Yoshua Toledo quedó en prisión
La fama y la gloria le llegaron tempranamente a Yoshua Toledo. El 2014, a la edad de 16 años, se coronó campeón mundial juvenil de bodyboard, en un torneo disputado en Iquique, su tierra natal. Al año siguiente repitió la faena en la misma categoría en otro campeonato disputado en Iquique.
Las desgracias le llegaron de una manera igual de fulminante.
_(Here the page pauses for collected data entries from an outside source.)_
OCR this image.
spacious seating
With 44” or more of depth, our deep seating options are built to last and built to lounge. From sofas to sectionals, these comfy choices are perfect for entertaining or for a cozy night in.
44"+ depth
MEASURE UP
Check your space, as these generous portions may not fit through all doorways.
Como son los minutos de furia.
Según cuenta José Rivera, abogado asistente de la Fiscalía de Tarapacá, Toledo participaba en una comunidad de cultores del bodyboard en Iquique, siendo quizás su miembro más célebre.
«En algún momento del año pasado, falleció el padre de uno de los miembros de esta comunidad, por lo que el resto organizó una colecta en dinero para ayudarlo», relata Rivera. «Reunieron unos 200 mil pesos y el encargado de hacer la entrega era Toledo. Pero, según cuenta una pareja de deportistas, pasaron los días y Toledo no entregaba el dinero, así que lo denunciaron dentro de la comunidad. Ya pues Toledo, devuelve la plata. Cosas así».
Según la fiscalía, Toledo les habría dicho a algunos de sus cercanos que esta pareja que lo desprestigió «se las iba a pagar». La anunciada venganza habría tenido lugar la noche del 5 de noviembre del año pasado.
«Las cámaras de seguridad muestran que a esa hora un hombre con polerón blanco y capucha llegó en bicicleta a una intersección del sector El Morro», relata Rivera. «El sujeto se acercó a un Suzuki Every, que es un furgón, le arrojó líquido acelerante y le prendió fuego. Antes de retirarse, las imágenes lo muestran intercambiando algunas palabras con una persona, que resultó ser alguien en situación de calle».
La policía logró ubicar a esta persona y lo interrogó. «Este indigente recriminó al hombre de la capucha por lo que hacía. Oye, cómo se te ocurre quemar el auto, le habría dicho. Entonces el hombre de la capucha se dio vuelta, se descubrió un poco la cara y le dijo No pasa nada, soy yo, el Yoshua».
Sucede que el indigente, casualmente, había practicado bodyboard y ubicaba a Toledo. Reconoció su voz y su cara. La fiscalía ató los cabos.
El furgón quemado le pertenecía a la pareja que había denunciado a Toledo en la comunidad.
Las cámaras de seguridad mostraron la retirada en bicicleta del hombre de la capucha. El recorrido terminó en la casa de Toledo.
Y cuando la policía allanó la casa del deportista, encontró el polerón blanco con capucha y la bicicleta, que tenía distintivos especiales.
Toledo fue formalizado este miércoles por el delito de incendio. Quedó en prisión preventiva.